Letting Go of the Need for Approval from Others in Recovery

Author: Tiffany Le GPsyN

One of the most common maintaining factors of the eating disorder that clients at Westwind have voiced, is the need for approval from others or the fear of failure or rejection. Not feeling “good enough” works for the eating disorder and often leaves us feeling disappointed, hopeless, and discontent. When we seek others’ approval, we end up missing opportunities to learn how to approve of ourselves, even if others don’t. It becomes easy to fall into the cycle of always trying to chase “the next best thing” when we live our lives based on the standards and expectations of others, whether it be friends, family members, or even strangers. Although shapeshifting may seem like the most viable option when it comes to avoiding judgment or criticism, it may not be the most sustainable option. When we choose to act or think in ways that do not align with our values and beliefs systems, we are pulled further away from our authentic selves.


The eating disorder’s goal is to keep you detached from your life, but at the same time, it creates a façade that you will be lost without it. It is only until you bring awareness to your core values, beliefs, preferences, needs, and goals that you can slowly start to let go of the desire to adopt those of others. At Westwind, we talk about the concept of “workability versus believability,” which means committing to actions that reinforce what you eventually want to believe but may not fully believe yet. Constantly trying to impress and prove yourself to others or the eating disorder can be exhausting and minimize your self-worth and individuality.

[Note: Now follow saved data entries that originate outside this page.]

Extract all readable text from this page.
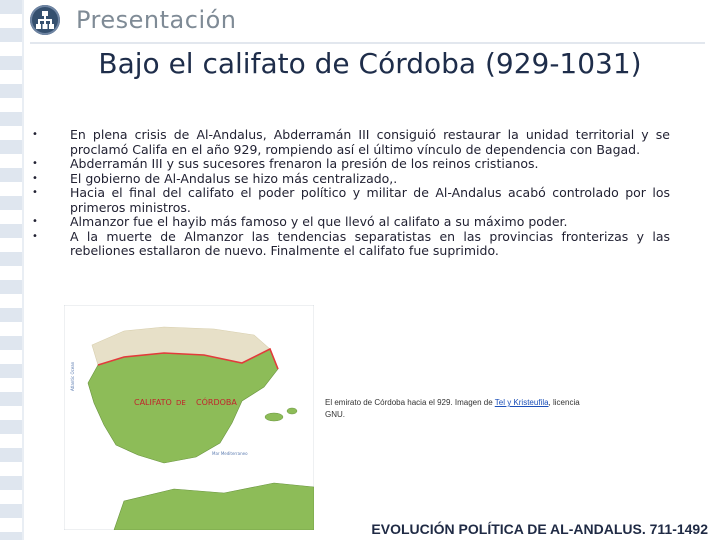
Presentación
Bajo el califato de Córdoba (929-1031)
•	En plena crisis de Al-Andalus, Abderramán III consiguió restaurar la unidad territorial y se proclamó Califa en el año 929, rompiendo así el último vínculo de dependencia con Bagad.
•	Abderramán III y sus sucesores frenaron la presión de los reinos cristianos.
•	El gobierno de Al-Andalus se hizo más centralizado,.
•	Hacia el final del califato el poder político y militar de Al-Andalus acabó controlado por los primeros ministros.
•	Almanzor fue el hayib más famoso y el que llevó al califato a su máximo poder.
•	A la muerte de Almanzor las tendencias separatistas en las provincias fronterizas y las rebeliones estallaron de nuevo. Finalmente el califato fue suprimido.
CALIFATO DE CÓRDOBA
Atlantic Ocean
Mar Mediterraneo
El emirato de Córdoba hacia el 929. Imagen de Tel y Kristeufila, licencia
GNU.
EVOLUCIÓN POLÍTICA DE AL-ANDALUS. 711-1492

Small actionable steps that you can take to find your own voice may include practicing expressing your opinions freely and interrupting the urge to match the opinions of others. The first step is catching yourself altering your thoughts, feelings, and behaviours whenever someone questions you or disagrees with you. Taking these actionable steps can help to reaffirm that it is a matter of wanting approval, instead of needing approval. Since no two individuals are exactly the same, it is inevitable for disagreements to occur within our daily lives. It is common for people to feel flustered or embarrassed when put into situations where they feel like they need to have all the answers, otherwise their perspectives are invalid. If you ever encounter a situation like this, remember to PAUSE and take a breath before speaking. Chances are, you have all the evidence you need to support your decision-making and if not, you are just as capable of problem-solving as anyone else.

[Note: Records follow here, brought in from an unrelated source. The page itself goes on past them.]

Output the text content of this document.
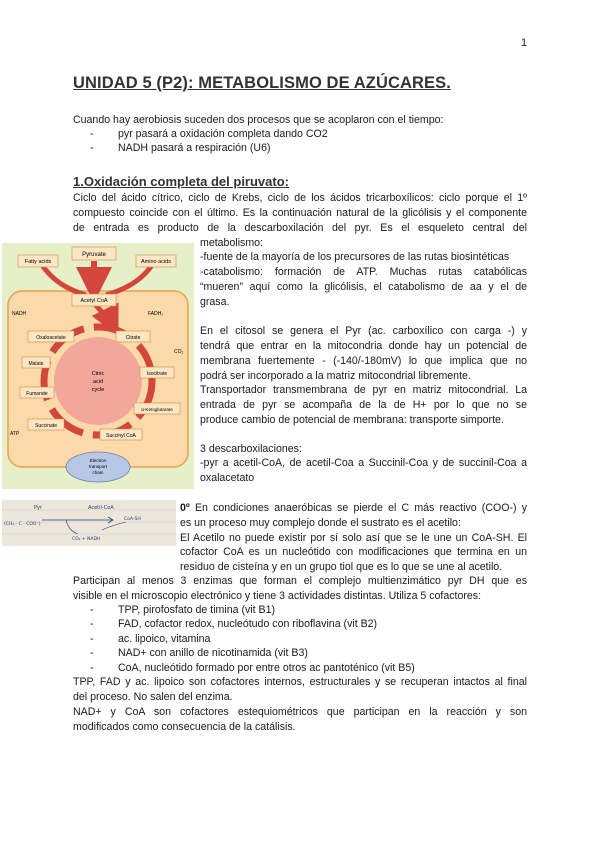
1
UNIDAD 5 (P2): METABOLISMO DE AZÚCARES.

Cuando hay aerobiosis suceden dos procesos que se acoplaron con el tiempo:

- pyr pasará a oxidación completa dando CO2
- NADH pasará a respiración (U6)
1.Oxidación completa del piruvato:

Ciclo del ácido cítrico, ciclo de Krebs, ciclo de los ácidos tricarboxílicos: ciclo porque el 1º

compuesto coincide con el último. Es la continuación natural de la glicólisis y el componente

de entrada es producto de la descarboxilación del pyr. Es el esqueleto central del

metabolismo:

Pyruvate
Fatty acids	Amino acids
Acetyl CoA
Oxaloacetate	Citrate
Malate
Isocitrate
Fumarate
α-Ketoglutarate
Succinate
Succinyl CoA
Citric
acid
cycle
ATP
CO₂
NADH	FADH₂
Electron
transport
chain

-fuente de la mayoría de los precursores de las rutas biosintéticas

-catabolismo: formación de ATP. Muchas rutas catabólicas

“mueren” aquí como la glicólisis, el catabolismo de aa y el de

grasa.

En el citosol se genera el Pyr (ac. carboxílico con carga -) y

tendrá que entrar en la mitocondria donde hay un potencial de

membrana fuertemente - (-140/-180mV) lo que implica que no

podrá ser incorporado a la matriz mitocondrial libremente.

Transportador transmembrana de pyr en matriz mitocondrial. La

entrada de pyr se acompaña de la de H+ por lo que no se

produce cambio de potencial de membrana: transporte simporte.

3 descarboxilaciones:

-pyr a acetil-CoA, de acetil-Coa a Succinil-Coa y de succinil-Coa a

oxalacetato

Pyr
(CH₃ - C - COO⁻)
Acetil-CoA
CoA-SH
CO₂ + NADH

0º En condiciones anaeróbicas se pierde el C más reactivo (COO-) y

es un proceso muy complejo donde el sustrato es el acetilo:

El Acetilo no puede existir por sí solo así que se le une un CoA-SH. El

cofactor CoA es un nucleótido con modificaciones que termina en un

residuo de cisteína y en un grupo tiol que es lo que se une al acetilo.

Participan al menos 3 enzimas que forman el complejo multienzimático pyr DH que es

visible en el microscopio electrónico y tiene 3 actividades distintas. Utiliza 5 cofactores:

- TPP, pirofosfato de timina (vit B1)
- FAD, cofactor redox, nucleótudo con riboflavina (vit B2)
- ac. lipoico, vitamina
- NAD+ con anillo de nicotinamida (vit B3)
- CoA, nucleótido formado por entre otros ac pantoténico (vit B5)

TPP, FAD y ac. lipoico son cofactores internos, estructurales y se recuperan intactos al final

del proceso. No salen del enzima.

NAD+ y CoA son cofactores estequiométricos que participan en la reacción y son

modificados como consecuencia de la catálisis.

Getting into the habit of following your “gut feeling” or intuition can lead you towards making more concrete decisions. This notion is similar to the idea of listening to your body when it comes to nourishing and caring for it. Your body is smart and knows when it is sick or well, full or hungry, and satisfied or dissatisfied. Your intuition mainly stems from your past experiences, which can serve as strong evidence. If you are used to trusting the word of others over your own, it may feel uncomfortable to rely on this gut feeling at first. However, we typically grow when we are uncomfortable and what we practice grows stronger. Following your gut feeling can also eliminate any moral distress that may derive from people-pleasing.


In order to embrace our authentic selves and gain a sense of inner peace, it is important for us to dedicate time to doing things for ourselves. It may not be easy to say goodbye to the need for approval, but it is possible. Just like recovery, letting go of the fear of failure or rejection is a conscious choice that can allow you to live a fuller life. Recovery is a great opportunity to begin being honest with yourself when considering the intention behind your actions, so that you can differentiate between whether you are doing something you want to do versus something you think you “should” be doing.